Se all'inizio il padrone di casa consigliava prudenza, e attesa, adesso la Parola di Matteo, quindi
di Gesù, diventa una parola dura, di giudizio senza appello.
Dunque, nel regno dell'uomo sussistono scandali e iniquità: nessuna meraviglia per questo; ma
non si dimentichi che nel regno del Padre solo i giusti entreranno, e quindi non perdere di vista il
senso del giudizio.
Questo è il senso profondo della parabola: ma possiamo interpretarla ulteriormente
confrontandola con Mt 7,15-20 (albero buono da frutti buoni, albero cattivo frutti cattivi) ma
anche con Mt 7,1-5 (atteggiamento del Padre che manda la sua pioggia sui buoni e sui cattivi),
così che queste testimonianze ci servano per illuminare la prima parte della Parabola, e il nostro
atteggiamento personale.
Ma anche Mt 25,31-46 (giudizio universale, con la separazione alla fine dei buoni e dei
cattivi=grano buono dalla zizzania).
Domanda è: perché siete giusti, siete degni di entrare nel Regno del Padre : perché non siete
stati di inciampo per coloro che avevano bisogno, e così facendo avete scoperto in loro qual era
la Torah che dovevate seguire. n loro ero presente io che vi interpellavo a seguirmi su quella
strada.
A questo segue poi il giudizio di condanna a coloro che sono stati di scandalo, e che verranno
quindi avviati al supplizio eterno.
Ultima osservazione è riscoprire il contesto ecclesiale in cui si pone il racconto della parabola: è
una comunità in cui ci sono scandali, tempi lunghi, persone limitate. è un invito chiaro a non
pretendere di giudicare, di ergersi a giudice degli altri, di chi spacca il capello in quattro, che
vorrebbe tutto e subito, che si arroga il diritto di sbattere fuori chi non è degno.

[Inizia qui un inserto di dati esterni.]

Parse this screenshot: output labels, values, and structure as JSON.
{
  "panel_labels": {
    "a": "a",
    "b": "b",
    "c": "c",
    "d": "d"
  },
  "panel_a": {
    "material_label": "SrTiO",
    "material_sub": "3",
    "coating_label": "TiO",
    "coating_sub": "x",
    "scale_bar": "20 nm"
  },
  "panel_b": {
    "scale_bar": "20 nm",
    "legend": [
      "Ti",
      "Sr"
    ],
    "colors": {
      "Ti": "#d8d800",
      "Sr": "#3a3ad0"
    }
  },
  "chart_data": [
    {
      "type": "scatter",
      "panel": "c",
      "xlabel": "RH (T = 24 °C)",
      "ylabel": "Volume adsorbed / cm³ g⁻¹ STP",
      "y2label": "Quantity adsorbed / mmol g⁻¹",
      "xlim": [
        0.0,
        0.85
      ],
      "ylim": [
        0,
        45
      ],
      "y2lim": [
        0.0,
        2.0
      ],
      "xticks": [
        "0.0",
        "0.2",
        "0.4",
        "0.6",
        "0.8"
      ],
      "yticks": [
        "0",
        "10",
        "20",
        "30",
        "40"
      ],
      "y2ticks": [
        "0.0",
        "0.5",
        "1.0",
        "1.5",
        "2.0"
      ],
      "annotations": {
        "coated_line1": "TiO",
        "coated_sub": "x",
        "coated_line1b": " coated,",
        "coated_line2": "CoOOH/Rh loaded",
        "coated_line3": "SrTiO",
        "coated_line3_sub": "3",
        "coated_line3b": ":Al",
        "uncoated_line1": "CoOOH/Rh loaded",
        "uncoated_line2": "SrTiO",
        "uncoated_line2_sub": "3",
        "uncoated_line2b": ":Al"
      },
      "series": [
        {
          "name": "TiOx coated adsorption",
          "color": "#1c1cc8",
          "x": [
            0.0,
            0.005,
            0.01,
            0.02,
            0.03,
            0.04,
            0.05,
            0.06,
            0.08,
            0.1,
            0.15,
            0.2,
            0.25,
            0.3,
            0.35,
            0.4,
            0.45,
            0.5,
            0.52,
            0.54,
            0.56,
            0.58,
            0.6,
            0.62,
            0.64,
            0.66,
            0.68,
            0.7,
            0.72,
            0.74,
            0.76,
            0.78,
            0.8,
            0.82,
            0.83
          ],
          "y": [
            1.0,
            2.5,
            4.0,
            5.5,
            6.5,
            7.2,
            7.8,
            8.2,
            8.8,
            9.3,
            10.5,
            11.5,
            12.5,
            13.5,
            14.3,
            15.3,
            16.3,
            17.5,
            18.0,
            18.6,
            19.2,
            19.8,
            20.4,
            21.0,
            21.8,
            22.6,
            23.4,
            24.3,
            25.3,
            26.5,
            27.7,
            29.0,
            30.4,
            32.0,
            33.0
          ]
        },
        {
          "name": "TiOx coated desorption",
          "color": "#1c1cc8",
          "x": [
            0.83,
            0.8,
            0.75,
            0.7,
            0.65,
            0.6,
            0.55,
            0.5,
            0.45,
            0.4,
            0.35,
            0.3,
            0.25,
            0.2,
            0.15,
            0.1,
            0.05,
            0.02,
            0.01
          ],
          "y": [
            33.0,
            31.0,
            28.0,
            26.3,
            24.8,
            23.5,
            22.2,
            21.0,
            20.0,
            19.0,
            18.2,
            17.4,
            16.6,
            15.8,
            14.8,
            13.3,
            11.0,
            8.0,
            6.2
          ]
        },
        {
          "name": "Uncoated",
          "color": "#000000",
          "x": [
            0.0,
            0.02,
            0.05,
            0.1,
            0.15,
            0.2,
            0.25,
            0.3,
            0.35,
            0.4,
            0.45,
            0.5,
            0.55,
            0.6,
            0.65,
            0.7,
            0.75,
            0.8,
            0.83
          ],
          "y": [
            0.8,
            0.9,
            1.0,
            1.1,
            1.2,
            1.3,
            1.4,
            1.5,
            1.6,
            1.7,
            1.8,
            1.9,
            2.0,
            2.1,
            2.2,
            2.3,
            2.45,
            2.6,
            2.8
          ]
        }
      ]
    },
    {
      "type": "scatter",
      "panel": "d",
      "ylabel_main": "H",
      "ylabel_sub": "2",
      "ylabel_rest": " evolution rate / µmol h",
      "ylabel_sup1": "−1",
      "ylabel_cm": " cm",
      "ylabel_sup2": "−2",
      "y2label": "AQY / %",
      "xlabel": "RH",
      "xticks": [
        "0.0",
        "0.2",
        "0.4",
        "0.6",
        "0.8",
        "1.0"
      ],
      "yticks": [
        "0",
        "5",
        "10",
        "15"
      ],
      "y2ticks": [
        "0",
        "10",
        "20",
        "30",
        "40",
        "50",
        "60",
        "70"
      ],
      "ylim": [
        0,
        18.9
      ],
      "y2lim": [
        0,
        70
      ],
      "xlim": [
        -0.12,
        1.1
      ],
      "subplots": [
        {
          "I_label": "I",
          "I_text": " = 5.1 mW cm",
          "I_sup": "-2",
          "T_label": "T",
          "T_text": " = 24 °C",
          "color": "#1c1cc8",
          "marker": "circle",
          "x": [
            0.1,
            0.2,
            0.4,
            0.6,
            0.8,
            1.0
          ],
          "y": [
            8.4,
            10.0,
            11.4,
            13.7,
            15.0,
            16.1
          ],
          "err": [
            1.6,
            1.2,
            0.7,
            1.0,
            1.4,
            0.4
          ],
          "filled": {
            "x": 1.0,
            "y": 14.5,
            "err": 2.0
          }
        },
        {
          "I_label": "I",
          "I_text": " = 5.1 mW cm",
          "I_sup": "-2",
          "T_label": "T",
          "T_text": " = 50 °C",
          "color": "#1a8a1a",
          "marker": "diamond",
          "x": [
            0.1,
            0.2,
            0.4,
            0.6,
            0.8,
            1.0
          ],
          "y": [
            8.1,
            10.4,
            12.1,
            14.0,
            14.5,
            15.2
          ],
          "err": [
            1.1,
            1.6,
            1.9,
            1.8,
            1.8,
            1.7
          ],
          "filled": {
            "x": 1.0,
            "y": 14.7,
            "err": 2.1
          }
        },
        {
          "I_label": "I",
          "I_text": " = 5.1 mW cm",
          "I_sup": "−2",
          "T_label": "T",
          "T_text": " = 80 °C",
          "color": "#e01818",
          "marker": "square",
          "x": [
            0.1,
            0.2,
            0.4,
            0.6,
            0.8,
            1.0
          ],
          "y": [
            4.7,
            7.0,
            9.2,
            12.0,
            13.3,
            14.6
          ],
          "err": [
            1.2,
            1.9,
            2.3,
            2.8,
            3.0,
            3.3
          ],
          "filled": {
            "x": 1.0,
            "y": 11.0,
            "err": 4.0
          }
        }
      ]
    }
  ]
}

In particolare ci ricorda che l'atteggiamento di chi vuol costruire comunità è quello del 'duloi',
cioè del servitore, che mette la sua ricchezza al servizio degli altri , non per ergersi a giudizio,
ma per poterne essere momento di approfondimento.
Ancora la comunità necessità di radicalità, rispettosa, non nella pretesa di spaccare tutto in due,
buoni o cattivi, ma sapendo accettare ogni persona come segno di Dio e della sua presenza in
mezzo a noi. L’atteggiamento di chi vuol costruire comunità è la capacità di accogliere
veramente chi ci viene incontro nel nostro camino, per poterlo accompagnare, stimolandolo con
forza, ma anche aspettando i suoi tempi di crescita, di ciascuno.